DeAlmeida was the first to be sentenced for the years-long scheme after she pleaded guilty in July 2024. In addition to her prison term, DeAlmeida will pay $1,397,920 in restitution, according to the court’s judgment.
The original plea deal offered by prosecutors to DeAlmeida stated that she was to serve no more than two years with a deadline of July 14 to accept the agreement. DeAlmeida didn’t accept the plea until July 26 and received three years.
DeAlmeida was the assistant dean of Seton Hall Law School in Newark, N.J., where she held the school credit card and could approve certain expenditures, according to the charging documents. Cardoso and Martins also worked at the school as support staff.

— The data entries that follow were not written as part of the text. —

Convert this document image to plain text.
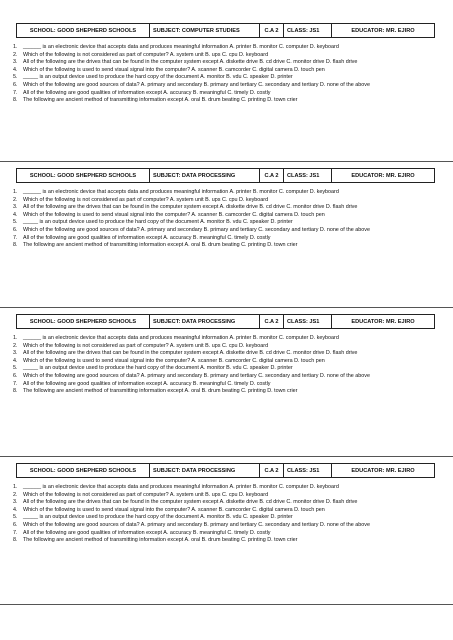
SCHOOL: GOOD SHEPHERD SCHOOLS	SUBJECT: COMPUTER STUDIES	C.A 2	CLASS: JS1	EDUCATOR: MR. EJIRO
1. ______ is an electronic device that accepts data and produces meaningful information A. printer B. monitor C. computer D. keyboard
2. Which of the following is not considered as part of computer? A. system unit B. ups C. cpu D. keyboard
3. All of the following are the drives that can be found in the computer system except A. diskette drive B. cd drive C. monitor drive D. flash drive
4. Which of the following is used to send visual signal into the computer? A. scanner B. camcorder C. digital camera D. touch pen
5. _____ is an output device used to produce the hard copy of the document A. monitor B. vdu C. speaker D. printer
6. Which of the following are good sources of data? A. primary and secondary B. primary and tertiary C. secondary and tertiary D. none of the above
7. All of the following are good qualities of information except A. accuracy B. meaningful C. timely D. costly
8. The following are ancient method of transmitting information except A. oral B. drum beating C. printing D. town crier
SCHOOL: GOOD SHEPHERD SCHOOLS	SUBJECT: DATA PROCESSING	C.A 2	CLASS: JS1	EDUCATOR: MR. EJIRO
1. ______ is an electronic device that accepts data and produces meaningful information A. printer B. monitor C. computer D. keyboard
2. Which of the following is not considered as part of computer? A. system unit B. ups C. cpu D. keyboard
3. All of the following are the drives that can be found in the computer system except A. diskette drive B. cd drive C. monitor drive D. flash drive
4. Which of the following is used to send visual signal into the computer? A. scanner B. camcorder C. digital camera D. touch pen
5. _____ is an output device used to produce the hard copy of the document A. monitor B. vdu C. speaker D. printer
6. Which of the following are good sources of data? A. primary and secondary B. primary and tertiary C. secondary and tertiary D. none of the above
7. All of the following are good qualities of information except A. accuracy B. meaningful C. timely D. costly
8. The following are ancient method of transmitting information except A. oral B. drum beating C. printing D. town crier
SCHOOL: GOOD SHEPHERD SCHOOLS	SUBJECT: DATA PROCESSING	C.A 2	CLASS: JS1	EDUCATOR: MR. EJIRO
1. ______ is an electronic device that accepts data and produces meaningful information A. printer B. monitor C. computer D. keyboard
2. Which of the following is not considered as part of computer? A. system unit B. ups C. cpu D. keyboard
3. All of the following are the drives that can be found in the computer system except A. diskette drive B. cd drive C. monitor drive D. flash drive
4. Which of the following is used to send visual signal into the computer? A. scanner B. camcorder C. digital camera D. touch pen
5. _____ is an output device used to produce the hard copy of the document A. monitor B. vdu C. speaker D. printer
6. Which of the following are good sources of data? A. primary and secondary B. primary and tertiary C. secondary and tertiary D. none of the above
7. All of the following are good qualities of information except A. accuracy B. meaningful C. timely D. costly
8. The following are ancient method of transmitting information except A. oral B. drum beating C. printing D. town crier
SCHOOL: GOOD SHEPHERD SCHOOLS	SUBJECT: DATA PROCESSING	C.A 2	CLASS: JS1	EDUCATOR: MR. EJIRO
1. ______ is an electronic device that accepts data and produces meaningful information A. printer B. monitor C. computer D. keyboard
2. Which of the following is not considered as part of computer? A. system unit B. ups C. cpu D. keyboard
3. All of the following are the drives that can be found in the computer system except A. diskette drive B. cd drive C. monitor drive D. flash drive
4. Which of the following is used to send visual signal into the computer? A. scanner B. camcorder C. digital camera D. touch pen
5. _____ is an output device used to produce the hard copy of the document A. monitor B. vdu C. speaker D. printer
6. Which of the following are good sources of data? A. primary and secondary B. primary and tertiary C. secondary and tertiary D. none of the above
7. All of the following are good qualities of information except A. accuracy B. meaningful C. timely D. costly
8. The following are ancient method of transmitting information except A. oral B. drum beating C. printing D. town crier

In 2015, Martins created the shell company CMS Content Management Specialist LLC, which generated no services to the school, according to the charge documents. Despite not rendering services, Martins invoiced Seton Hall for charges DeAlmeida approved. Martins charged about $208,000 between 2015 and 2022, which she used for personal gain.
DeAlmeida and Martins also ran a gift card scheme where they instructed school vendors to purchase and give them gift cards and prepaid debit cards, then bill the school for services in the same amount they spent on the cards, according to the charge documents. DeAlmeida then approved the vendors’ fraudulent invoices.
From November 2010 to July 2011, DeAlmeida and Martins embezzled $63,000 with this scheme through one vendor and $417,000 through another between 2009 and 2022, say prosecutors.
DeAlmeida also instructed Martins to use the school credit card to purchase thousands of gift cards from the school bookstore between 2017 and 2022. DeAlmeida approved the purchases of $200,000 worth of gift cards from the university bookstore.
DeAlmeida also had vendors invoice the school for reimbursement of periodic payments to Martins and Cardoso, even though there was no exchange of services rendered to the vendors by the two employees, according to the charge documents. Martins and Cardoso were paid $220,000 in this scam.
DeAlmeida and Martins used DeAlmeida’s school credit card to purchase $70,000 worth of personal items like shoes, bed linens, smartwatches and other personal items at online retailers, according to the charge documents. The items were shipped to DeAlmeida and Martins’ residents, and DeAlmeida altered the school’s financial statements to cover up the fraud.